The following examples use curl. Replace ng_xxxxxxxx with your actual API key.

List approved apps

# List all approved apps
curl https://ng.net/api/v1/apps

# Filter by type
curl "https://ng.net/api/v1/apps?app_type=pwa&limit=20"

# Search
curl "https://ng.net/api/v1/apps?q=productivity"

Submit a new app

curl -X POST https://ng.net/api/v1/apps \
  -H "Authorization: Bearer ng_xxxxxxxxxxxxxxxx" \
  -H "Content-Type: application/json" \
  -d '{
    "slug": "my-app",
    "name": "My App",
    "url": "https://myapp.com",
    "description": "A productivity tool for NG Desktop users",
    "category": "productivity",
    "app_type": "pwa"
  }'

Get current user

curl https://ng.net/api/v1/me \
  -H "Authorization: Bearer ng_xxxxxxxxxxxxxxxx"

Error Codes

The API uses standard HTTP status codes.
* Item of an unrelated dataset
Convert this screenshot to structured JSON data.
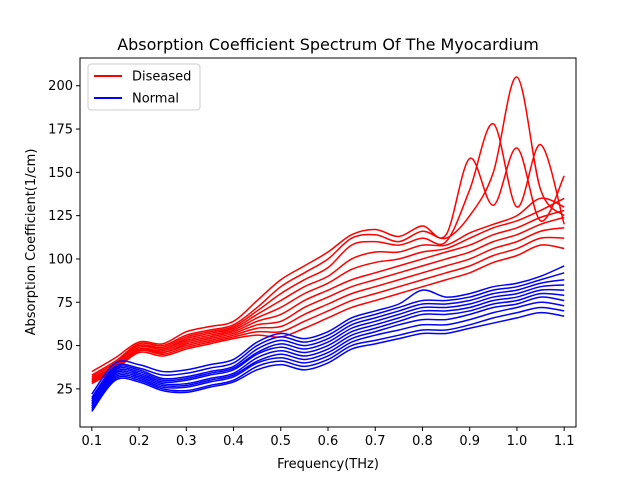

Error responses always include a JSON body with an error field describing the problem.

Status	Code	Meaning
400	Bad Request	Missing or invalid required fields
401	Unauthorized	No valid authentication provided
403	Forbidden	Authenticated but not allowed (e.g. not the app author)
404	Not Found	App with given slug not found or not approved
409	Conflict	Slug is already taken by another app
503	Service Unavailable	Database temporarily unavailable

// Error response format
{
  "error": "Slug already taken"
}

Frequently Asked Questions

How do I get an API key?

Log in to ng.net, open the App Store, go to the Developer tab, select your app, and click "Create Key" in the API Keys section. Each key is scoped to one app.

Can I use the API without submitting an app?

The public GET /api/v1/apps endpoint works without any authentication. For authenticated endpoints, you need at least one app submitted to generate an API key.

What is the difference between the REST API and NG Connect SDK?

The REST API is for server-side or CLI access to NG platform data (app listings, user info). The NG Connect SDK runs inside the browser in your app and communicates with NG Desktop via postMessage — it provides login, notifications, storage, and social features without any backend.

Is the API rate-limited?

Yes. Public endpoints allow 200 requests per minute. Authenticated endpoints allow 60 requests per minute. App submission is limited to 5 per hour.